Stocks in South Korea edged up 0.3 percent on Thursday, and Singapore and Taiwan climbed 0.7 percent. In Hong Kong, the Hang Seng index was 1.7 percent higher by midmorning.
In the United States, the Dow Jones industrial average closed up 72.73 points, or 0.60 percent, at 12,261.42. The Dow has now risen every day this week, putting it up 326.84 points, or 2.74 percent, in that period.
The Standard Poor’s 500-stock index was up 10.74 points, or 0.83 percent, at 1,307.41 and the Nasdaq composite index was up 11.18 points, or 0.41 percent, at 2,740.49.
The Treasury’s 10-year note fell 24/32, to 100 1/32. The yield rose to 3.12 percent, from 3.03 percent late Tuesday.
Bank stocks helped lift the Dow, and Bank of America was the most actively traded in the broader markets’ financial sector, which rose more than 2 percent. Bank of America, which said it would set aside $14 billion to pay investors who bought securities it assembled from mortgages that later soured, rose nearly 3 percent to $11.14. The company said it expected the agreement to lead to a second-quarter loss of $8.6 billion to $9.1 billion.
Citigroup was up more than 3 percent at $41.50. Morgan Stanley rose 4.75 percent to $23.39.
Other sectors that forged ahead were materials and energy, which each closed more than 1 percent higher. Oil closed up $1.88 at $94.77.

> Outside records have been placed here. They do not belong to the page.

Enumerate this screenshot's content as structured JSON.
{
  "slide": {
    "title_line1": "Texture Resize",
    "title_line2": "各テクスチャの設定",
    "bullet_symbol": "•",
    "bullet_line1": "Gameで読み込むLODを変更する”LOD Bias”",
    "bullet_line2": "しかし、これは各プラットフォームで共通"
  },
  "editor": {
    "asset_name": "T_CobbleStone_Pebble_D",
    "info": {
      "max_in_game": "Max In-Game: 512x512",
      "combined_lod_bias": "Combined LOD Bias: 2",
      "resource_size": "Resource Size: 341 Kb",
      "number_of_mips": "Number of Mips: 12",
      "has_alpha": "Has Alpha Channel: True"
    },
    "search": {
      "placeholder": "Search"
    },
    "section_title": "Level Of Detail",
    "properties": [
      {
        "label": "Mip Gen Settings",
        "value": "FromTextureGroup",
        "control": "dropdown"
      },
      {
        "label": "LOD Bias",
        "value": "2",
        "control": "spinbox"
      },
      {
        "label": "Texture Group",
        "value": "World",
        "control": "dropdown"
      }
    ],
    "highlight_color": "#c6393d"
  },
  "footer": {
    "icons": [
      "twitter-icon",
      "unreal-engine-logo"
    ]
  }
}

Yields on benchmark 10-year Spanish, Portuguese and Greek bonds declined, while those in safer equivalents issued by Germany and France rose, indicating investors were willing to switch back into riskier securities.
The euro ended the day at $1.4431, up slightly from $1.4370 Tuesday.
The agreement by Greek lawmakers on the austerity measures was a crucial step in the international rescue of the crippled economy, and the relatively muted market reaction to the vote showed that investors knew that the country’s financial troubles were far from over.
“What’s really important is not the vote itself,” said George Magnus, senior economic adviser at UBS in London, “but the implementation of what they’re voting on, and that’s where the programs will come unstuck.”
The vote was critical to unlocking near-term financing, specifically the disbursement of the fifth installment of the original 110 billion euro bailout for Athens (roughly $140 billion when agreed to last year).
That installment would be worth 12 billion euros and would enable Greece to meet obligations like bond coupon payments in July, while paving the way for a new international lending program to provide financing through 2014.
Euro area ministers are expected to provide details of the program on July 3.
In a research report released Tuesday, Citigroup analysts said: “Despite the aid package, eventual Greek haircuts may be inevitable, with estimated private sector haircuts of 65 to 77 percent,” referring to the write-downs that bond holders will be required to accept.
“In other words, a bailout package addresses the liquidity issue much more than the solvency issue,” Citigroup said.
Two Commerzbank analysts, Benjamin Schröder and Peggy Jäger, said early Wednesday that “even if the bills are passed, worries could still linger on for longer, if no broader consensus across Greek political parties forms.”
Bettina Wassener contributed reporting from Hong Kong.